Утро было прекрасное, постепенно становилось жарко, птицы ликовали. Наша часть суши явно расслабилась в преддверии лета.
Когда мы поравнялись с первой лункой, папа как-то странно в нее заглянул. Обычная лунка представляет собой цилиндрической формы ямку, подумал я. Прежде чем вытащить мячик, папа произнес загадочную фразу:
— А эту-то Бернс пропустил!
И хихикнул. У меня не было ни малейшего желания выяснять, в чем дело, однако когда и по поводу второй лунки папа выразился столь же загадочно — «Надо же, и эту пропустил!», — я счел необходимым произнести «Ну?».
— Не «ну», а «извини, папа, не мог бы ты выражаться яснее», — поправил папа. И папа, и мама полагали (чуть ли не единственный случай, когда они были единодушны), что говорить «Ну?» некрасиво. Они считали, что деньги на высшее образование потрачены впустую, если молодой человек продолжает во время еды ставить локти на стол и говорить «Ну?».
— Я это и имел в виду. Так что там с доктором Бернсом?
И папа рассказал скандальную историю. Бернс был старожилом клуба, он числился в его членах еще со времен правления Никсона. А тут вдруг неделю назад доктора Бернса застукали на поле для гольфа в прямом смысле слова без штанов — он испражнялся в лунку номер пятнадцать.
— Тьфу, — отреагировал я, потому что очень не люблю в своих родителях этой черты — заводить при мне речь о естественных отправлениях человеческого организма. Я считаю подобные разговоры попыткой дать мне понять, что я до сих пор их маленький сынок. Так же я расцениваю мамину привычку мочиться во время разговора со мной по телефону. Не нужно быть дипломированным психоаналитиком, чтобы сделать вывод: родители, не стесняющиеся подобных действий перед детьми, тщатся создать искусственную интимность в отношениях, хотя о последней следовало заботиться значительно раньше и принципиально иным способом.
— Папа, можешь не продолжать, — отрезал я.
— В результате инцидента, — с серьезным видом продолжат папа, — Бернса отлучили от клуба. На целый год!
Мы шли к группе деревьев, точнее, рощице, которая, как остров, возвышалась на поле и в которую угодил мой мяч.
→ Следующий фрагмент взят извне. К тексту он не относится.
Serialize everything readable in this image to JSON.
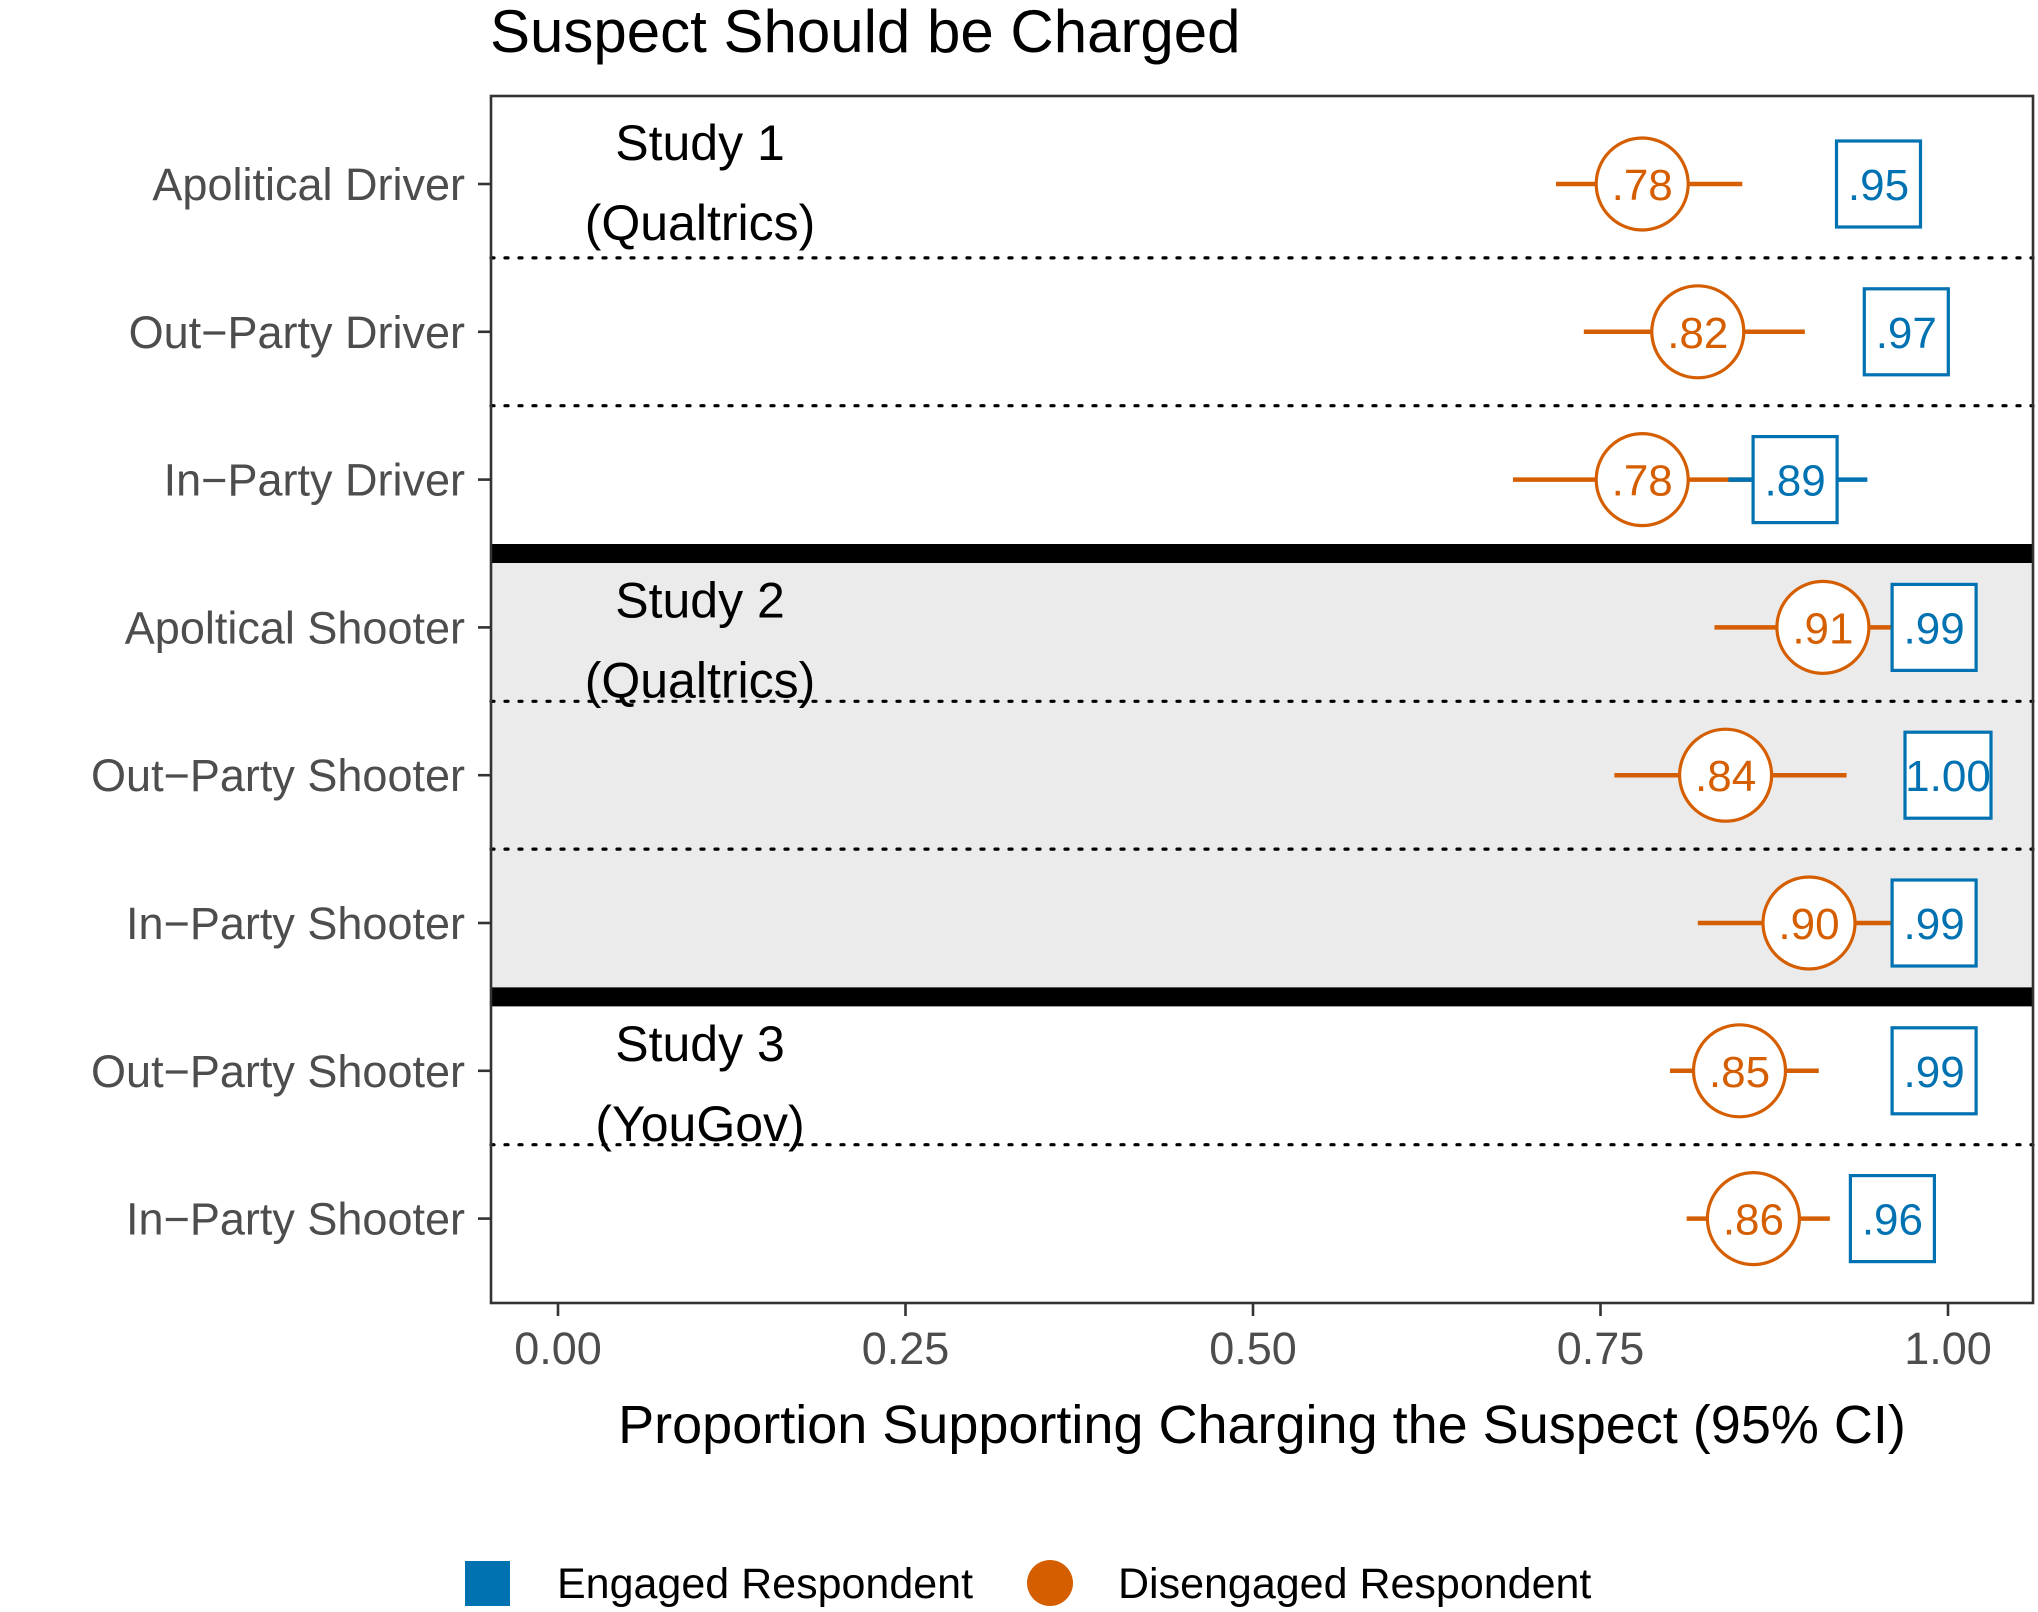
{
  "chart_data": {
    "type": "dot-ci",
    "title": "Suspect Should be Charged",
    "xlabel": "Proportion Supporting Charging the Suspect (95% CI)",
    "ylabel": "",
    "xlim": [
      -0.05,
      1.06
    ],
    "x_ticks": [
      "0.00",
      "0.25",
      "0.50",
      "0.75",
      "1.00"
    ],
    "x_tick_values": [
      0,
      0.25,
      0.5,
      0.75,
      1.0
    ],
    "grid": false,
    "legend_position": "bottom",
    "colors": {
      "engaged": "#0072b2",
      "disengaged": "#d55e00",
      "shaded_band": "#ebebeb"
    },
    "legend": [
      {
        "name": "Engaged Respondent",
        "shape": "square",
        "color": "#0072b2"
      },
      {
        "name": "Disengaged Respondent",
        "shape": "circle",
        "color": "#d55e00"
      }
    ],
    "studies": [
      {
        "label_line1": "Study 1",
        "label_line2": "(Qualtrics)",
        "shaded": false
      },
      {
        "label_line1": "Study 2",
        "label_line2": "(Qualtrics)",
        "shaded": true
      },
      {
        "label_line1": "Study 3",
        "label_line2": "(YouGov)",
        "shaded": false
      }
    ],
    "rows": [
      {
        "label": "Apolitical Driver",
        "study": 0,
        "engaged": {
          "value": 0.95,
          "text": ".95",
          "lo": 0.95,
          "hi": 0.95
        },
        "disengaged": {
          "value": 0.78,
          "text": ".78",
          "lo": 0.718,
          "hi": 0.852
        }
      },
      {
        "label": "Out−Party Driver",
        "study": 0,
        "engaged": {
          "value": 0.97,
          "text": ".97",
          "lo": 0.97,
          "hi": 0.97
        },
        "disengaged": {
          "value": 0.82,
          "text": ".82",
          "lo": 0.738,
          "hi": 0.897
        }
      },
      {
        "label": "In−Party Driver",
        "study": 0,
        "engaged": {
          "value": 0.89,
          "text": ".89",
          "lo": 0.842,
          "hi": 0.942
        },
        "disengaged": {
          "value": 0.78,
          "text": ".78",
          "lo": 0.687,
          "hi": 0.858
        }
      },
      {
        "label": "Apoltical Shooter",
        "study": 1,
        "engaged": {
          "value": 0.99,
          "text": ".99",
          "lo": 0.99,
          "hi": 0.99
        },
        "disengaged": {
          "value": 0.91,
          "text": ".91",
          "lo": 0.832,
          "hi": 0.965
        }
      },
      {
        "label": "Out−Party Shooter",
        "study": 1,
        "engaged": {
          "value": 1.0,
          "text": "1.00",
          "lo": 1.0,
          "hi": 1.0
        },
        "disengaged": {
          "value": 0.84,
          "text": ".84",
          "lo": 0.76,
          "hi": 0.927
        }
      },
      {
        "label": "In−Party Shooter",
        "study": 1,
        "engaged": {
          "value": 0.99,
          "text": ".99",
          "lo": 0.99,
          "hi": 0.99
        },
        "disengaged": {
          "value": 0.9,
          "text": ".90",
          "lo": 0.82,
          "hi": 0.96
        }
      },
      {
        "label": "Out−Party Shooter",
        "study": 2,
        "engaged": {
          "value": 0.99,
          "text": ".99",
          "lo": 0.99,
          "hi": 0.99
        },
        "disengaged": {
          "value": 0.85,
          "text": ".85",
          "lo": 0.8,
          "hi": 0.907
        }
      },
      {
        "label": "In−Party Shooter",
        "study": 2,
        "engaged": {
          "value": 0.96,
          "text": ".96",
          "lo": 0.96,
          "hi": 0.96
        },
        "disengaged": {
          "value": 0.86,
          "text": ".86",
          "lo": 0.812,
          "hi": 0.915
        }
      }
    ]
  }
}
Однажды — мне тогда было семнадцать — я нарочно забросил мяч в рощу, чтобы был повод нырнуть в пятнистую тень и там разок-другой затянуться травкой, с которой я в те времена не расставался, поскольку искренне считал, что трава способна показать человеку предметы в истинном свете, а именно в истинном свете мне хотелось увидеть папу — чтобы выяснить, остался ли он славным малым, несмотря на то, что несколько от нас отдалился. Когда после процедуры я вышел из рощи, предварительно замаскировавшись глазными каплями и жвачкой, а также солнечными очками, меня ждал удар. Папа действительно предстал в истинном свете — и оказался добродушным краснолицым вампиром, гением фьючерсных сделок, который сам себя сделал тотемом племени финансовых консультантов, вместо того чтобы следовать зову своей дикой души, тянущей его за штанину куда-то в глушь, в Вермонт или, к примеру, в северную Калифорнию. Как свободный индивидуум делает выбор? Как из бесконечного множества судеб он выбирает судьбу именно этого отца, консультанта по торговле фьючерсами, любителя гольфа, обладателя недвижимости в одном из самых прелестных уголков северо-западного Коннектикута, не вылезающего из джинсов — национальной одежды белого электората, аккуратно посещающего вечера встречи выпускников, состоящего членом различных клубов и называющего себя — до сих пор (или по крайней мере десять лет назад) — Рокфеллером от партии республиканцев? Этот риторический вопрос еще долго не давал покоя моей семнадцатилетней голове, да и сейчас не дает.
Однако теперь, в свете моих недавних поступков и, в еще большей степени, в свете моего прогрессирующего нежелания самому расхлебывать их последствия, я попытался убедить себя в том, что поколение любителей виски и гольфа, к которому принадлежит папа, совсем не так уж кардинально отличается от моего поколения, воспитанного на травке и роке; что в процессе жизни практически никто не становится лучше; а также что папины глубокие познания в самых неожиданных областях, папина врожденная и иногда даже всплывающая на поверхность вежливость и поражающая воображение гибкость характеризуют его совсем не так уж отрицательно, несмотря на упомянутую мною слабость к виски и моральный ущерб, который я потерпел благодаря ему, пополнив — вместе с Алисой — ряды ни в чем не повинных жертв развода.